Mingxin Jin, Huifang Li
Journal of Electronic Imaging, Vol. 29, Issue 01, 013006, (January 2020) https://doi.org/10.1117/1.JEI.29.1.013006
TOPICS: Facial recognition systems, Sensors, Lithium, Network architectures, Data modeling, Detection and tracking algorithms, Convolutional neural networks, Zoom lenses, Convolution, Machine vision
The performance of face detection has achieved great progress with the rapid development of the convolutional neural network. However, detecting faces with a wide range of scales is still a challenging and crucial problem, especially for small faces. We focus on designing a strong network architecture, aiming at generating high-quality feature representation to handle the multiscale problem. Specifically, we conduct an in-depth study of three aspects, including feature fusion, attention mechanism, and receptive field, then propose an effective one-stage face detector. First, we design a feature fusion module, which adopts a more effective manner to sufficiently fuse multiscale features for building discriminative feature pyramid representation.
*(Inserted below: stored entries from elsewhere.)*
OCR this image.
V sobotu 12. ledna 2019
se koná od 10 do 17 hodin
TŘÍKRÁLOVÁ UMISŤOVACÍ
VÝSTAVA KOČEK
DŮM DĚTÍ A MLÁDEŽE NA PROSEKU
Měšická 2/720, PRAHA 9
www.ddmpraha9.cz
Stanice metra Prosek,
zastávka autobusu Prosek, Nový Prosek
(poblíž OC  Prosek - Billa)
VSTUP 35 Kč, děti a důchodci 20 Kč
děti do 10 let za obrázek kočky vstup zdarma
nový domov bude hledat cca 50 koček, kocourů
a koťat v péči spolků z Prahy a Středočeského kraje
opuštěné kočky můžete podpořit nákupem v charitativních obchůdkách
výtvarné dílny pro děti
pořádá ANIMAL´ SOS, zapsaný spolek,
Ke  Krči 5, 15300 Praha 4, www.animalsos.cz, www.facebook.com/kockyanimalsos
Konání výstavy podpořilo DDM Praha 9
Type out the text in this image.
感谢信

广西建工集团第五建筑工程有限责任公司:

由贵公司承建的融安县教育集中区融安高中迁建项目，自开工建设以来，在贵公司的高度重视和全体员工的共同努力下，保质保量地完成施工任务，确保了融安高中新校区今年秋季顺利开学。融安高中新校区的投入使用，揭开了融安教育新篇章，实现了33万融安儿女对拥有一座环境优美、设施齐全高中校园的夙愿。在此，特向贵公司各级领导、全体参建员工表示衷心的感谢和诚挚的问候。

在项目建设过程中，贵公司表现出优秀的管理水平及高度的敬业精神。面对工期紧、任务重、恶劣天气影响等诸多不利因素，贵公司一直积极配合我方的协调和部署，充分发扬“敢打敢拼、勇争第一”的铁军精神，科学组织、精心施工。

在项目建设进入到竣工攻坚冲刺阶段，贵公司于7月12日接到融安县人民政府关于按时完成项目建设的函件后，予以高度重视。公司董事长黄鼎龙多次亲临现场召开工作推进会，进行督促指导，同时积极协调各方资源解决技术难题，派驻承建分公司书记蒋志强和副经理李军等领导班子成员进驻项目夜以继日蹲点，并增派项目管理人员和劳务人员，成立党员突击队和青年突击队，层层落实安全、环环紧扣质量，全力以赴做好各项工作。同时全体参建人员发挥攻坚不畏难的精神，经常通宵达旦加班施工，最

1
Then, we propose an attention enhancement module for introducing the attention mechanism, which makes the network keep more valid information to emphasize the features from facial regions. Finally, we construct a prediction module, which ensures that each detection layer contains rich receptive fields to bring more useful context information. A large number of experiments on the widely used face detection benchmarks (i.e., WIDER FACE, FDDB, PASCAL FACE, and AFW) indicate that the results of our method outperform overwhelming majority of the existing methods and are comparable to the most recent state-of-the-art face detector, which demonstrate that our method is able to detect faces with a wide range of scales effectively.